What would it do for your life if you could be twice as motivational for yourself and others? We’ll start with more brain science behind motivation. Our motivation level goes way up or down depending on which aspects of our brains are activated. Many find the actual names of parts of the brain hard to remember and confusing. I’ll explain some of the brain science of motivation in usable and fun terms. Imagine that we each have an A.C.T. team in our heads. The team is made up of three characters: the Artist, Caveman, and Thinker (see the Introduction for the background story). These are the parts of our brain that motivate us, give us energy, and help us think intelligently.
When the A.C.T. team works well together, we have creative energy to perform at our best. It’s important to know that the inner movie has a profound effect on these parts of our brain and how well they interact with each other. Here’s how it all works. As you might recall, inner movies are stories that play in our heads that motivate us for good or bad results. These three brain characters react to what plays in our inner movies. Their reactions affect our brain chemistry. That brain chemistry affects our motivation. Our motivation (or lack thereof) is what causes us to act in a way that can get us those good or bad results.
For those interested in the brain science of it all: The Thinker is the prefrontal cortex part of our brain. The Caveman is the limbic system. The Artist is really a frame of mind that occurs when we are in the mental state of “Flow.” Flow, as the psychology professor Mihály Csíkszentmihályi describes, is the mental state in which a person performing an activity is fully immersed in a feeling of energized focus, full involvement, and enjoyment in the process of the activity. To keep the concept of the inner movie simple and more enjoyable, we’ll simply use the characters to describe how to use what we know about the brain, for motivation and positive change.

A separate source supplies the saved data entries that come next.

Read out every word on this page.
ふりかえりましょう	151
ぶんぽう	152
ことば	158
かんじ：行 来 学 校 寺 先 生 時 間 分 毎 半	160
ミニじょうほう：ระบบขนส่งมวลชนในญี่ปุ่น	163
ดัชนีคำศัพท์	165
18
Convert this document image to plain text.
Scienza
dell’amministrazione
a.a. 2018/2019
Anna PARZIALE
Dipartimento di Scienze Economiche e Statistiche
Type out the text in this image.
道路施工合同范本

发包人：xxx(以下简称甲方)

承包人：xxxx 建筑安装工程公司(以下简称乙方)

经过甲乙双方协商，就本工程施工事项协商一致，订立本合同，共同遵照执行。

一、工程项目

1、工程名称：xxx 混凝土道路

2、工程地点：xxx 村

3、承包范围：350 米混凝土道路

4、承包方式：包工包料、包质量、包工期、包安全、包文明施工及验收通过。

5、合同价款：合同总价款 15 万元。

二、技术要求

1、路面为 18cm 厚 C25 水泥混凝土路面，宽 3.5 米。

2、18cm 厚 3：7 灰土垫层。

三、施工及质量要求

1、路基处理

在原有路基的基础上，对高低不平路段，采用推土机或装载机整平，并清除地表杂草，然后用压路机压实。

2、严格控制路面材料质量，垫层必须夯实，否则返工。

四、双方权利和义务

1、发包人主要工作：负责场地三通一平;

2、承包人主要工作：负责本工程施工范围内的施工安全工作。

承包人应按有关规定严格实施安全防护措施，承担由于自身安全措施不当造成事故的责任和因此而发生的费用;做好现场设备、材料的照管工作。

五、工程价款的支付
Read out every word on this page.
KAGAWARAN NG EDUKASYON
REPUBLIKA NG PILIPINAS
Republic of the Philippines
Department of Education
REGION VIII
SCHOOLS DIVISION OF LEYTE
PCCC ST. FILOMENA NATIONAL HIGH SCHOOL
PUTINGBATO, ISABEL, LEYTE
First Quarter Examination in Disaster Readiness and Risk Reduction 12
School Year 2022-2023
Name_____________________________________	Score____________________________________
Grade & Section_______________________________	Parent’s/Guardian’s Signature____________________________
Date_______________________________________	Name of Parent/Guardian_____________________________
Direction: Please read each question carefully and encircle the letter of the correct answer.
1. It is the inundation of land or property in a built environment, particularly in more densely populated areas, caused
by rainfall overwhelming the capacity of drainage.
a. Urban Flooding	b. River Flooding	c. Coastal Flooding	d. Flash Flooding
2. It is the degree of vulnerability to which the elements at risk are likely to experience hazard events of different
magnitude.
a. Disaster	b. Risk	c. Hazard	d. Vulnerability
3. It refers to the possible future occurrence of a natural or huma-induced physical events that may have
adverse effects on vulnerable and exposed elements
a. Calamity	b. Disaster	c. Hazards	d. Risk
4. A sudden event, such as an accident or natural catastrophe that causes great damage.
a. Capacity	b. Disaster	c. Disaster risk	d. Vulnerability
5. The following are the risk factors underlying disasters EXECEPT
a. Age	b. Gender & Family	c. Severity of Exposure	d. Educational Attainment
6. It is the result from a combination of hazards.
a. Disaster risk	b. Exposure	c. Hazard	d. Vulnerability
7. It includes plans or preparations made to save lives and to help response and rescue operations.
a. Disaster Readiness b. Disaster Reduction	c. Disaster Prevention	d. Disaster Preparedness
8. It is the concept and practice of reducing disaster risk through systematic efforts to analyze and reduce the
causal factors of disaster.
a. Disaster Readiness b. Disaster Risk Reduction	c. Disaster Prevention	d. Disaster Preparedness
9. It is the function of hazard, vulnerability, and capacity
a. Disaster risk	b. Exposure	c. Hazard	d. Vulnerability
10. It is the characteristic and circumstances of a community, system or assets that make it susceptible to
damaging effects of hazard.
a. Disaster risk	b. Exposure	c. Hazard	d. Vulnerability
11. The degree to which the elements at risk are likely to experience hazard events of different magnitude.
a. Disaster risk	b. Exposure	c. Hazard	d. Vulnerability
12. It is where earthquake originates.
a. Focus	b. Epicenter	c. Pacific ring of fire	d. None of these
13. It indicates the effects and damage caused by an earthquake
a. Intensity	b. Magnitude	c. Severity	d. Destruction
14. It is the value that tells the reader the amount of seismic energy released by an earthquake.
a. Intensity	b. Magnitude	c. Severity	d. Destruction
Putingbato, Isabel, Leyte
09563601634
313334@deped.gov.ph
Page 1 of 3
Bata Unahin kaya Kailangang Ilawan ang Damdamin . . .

Self-awareness is one of the most precious keys to self-motivation and to motivating others. Gain as much self-awareness as you can by understanding how our brains are influenced by words and tone of voice, and where you find yourself being motivational or bringing people down. I’ve worked on motivating myself and others for decades, and I continue to deepen my self-awareness all the time. It’s critical for motivational mastery.